The previous high of 179.90p was recorded on March 23rd 2022 – the day of the Spring Statement from Sunak.

In recent weeks, the UK government has tried to move away from its reliance on importing Russian oil, following President Putin’s invasion of Ukraine.

Worryingly for drivers of petrol cars, the price per litre is fast approaching the record levels of 167.3p per litre set on March 22nd.

This latest price rise adds another challenge to UK households, as the cost of living crisis continues to impact families across the country.

RAC fuel spokesperson Simon Williams said: “Sadly, despite the Chancellor’s 5p a litre duty cut the average price of a litre of diesel has hit a new record high at 180.29p.”

“Efforts to move away from importing Russian diesel have led to a tightening of supply and pushed up the price retailers pay for diesel.”

“While the wholesale price has eased in the last few days this is likely to be temporary, especially if the EU agrees to ban imports of Russian oil.”

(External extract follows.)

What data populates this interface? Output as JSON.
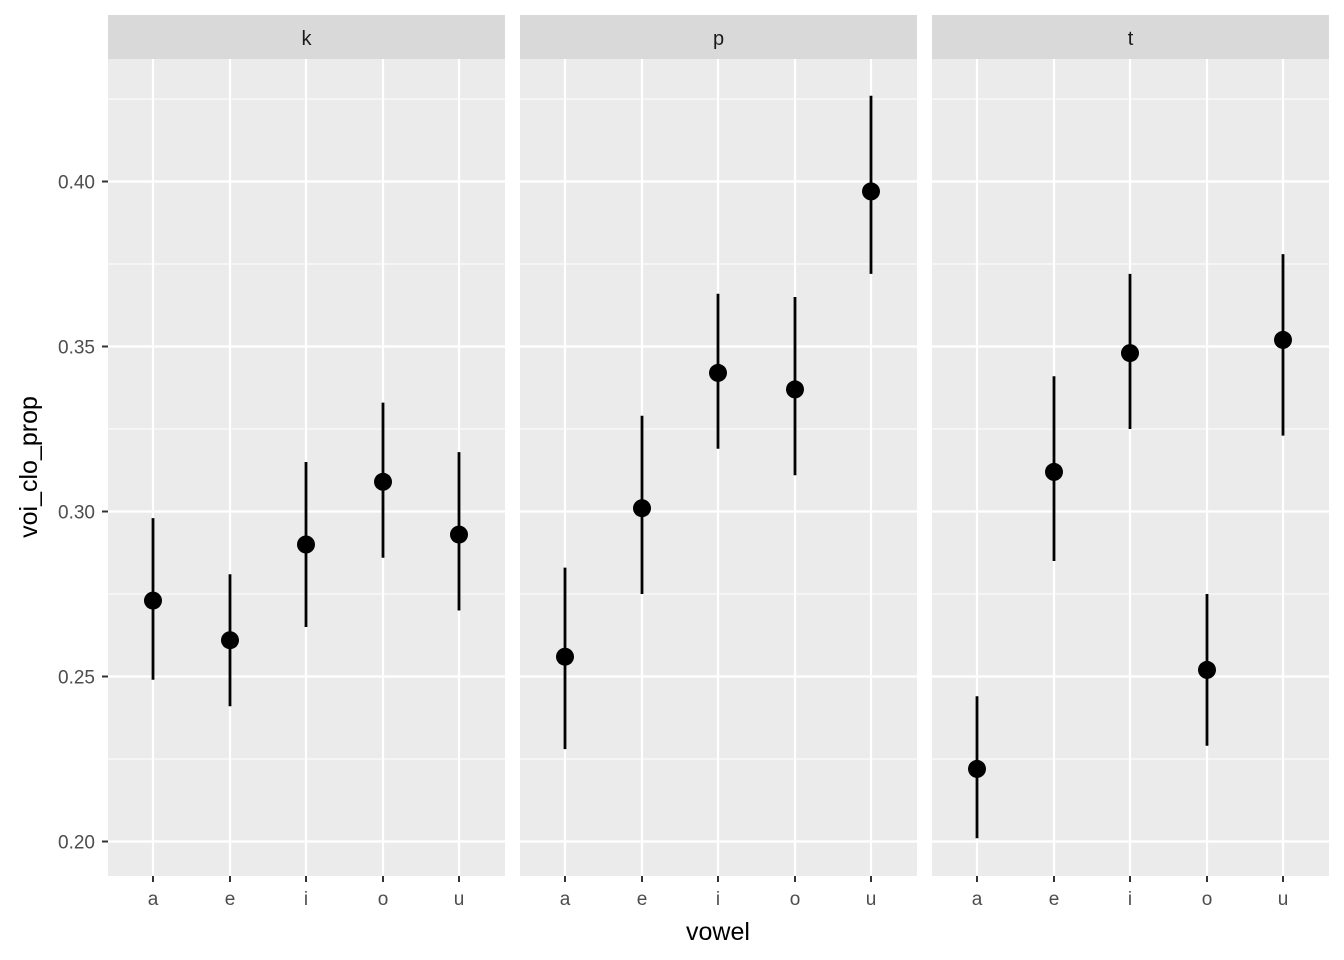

“Unfortunately, drivers with diesel vehicles need to brace themselves for yet more pain at the pumps. Had Mr Sunak reduced VAT to 15% as we call on him to do instead of cutting duty by 5p, drivers of diesel vehicles would be around 2p a litre better off, or £1 for every full tank.”

“As it is, drivers are still paying 27p VAT on petrol and 29p on diesel, which is just the same as before the Spring Statement.”

“The average price of petrol is also on the rise having gone up nearly 3p a litre since the start of the month to 166.65p which means it’s less than a penny away from the all-time high of 167.30p set on 22 March.”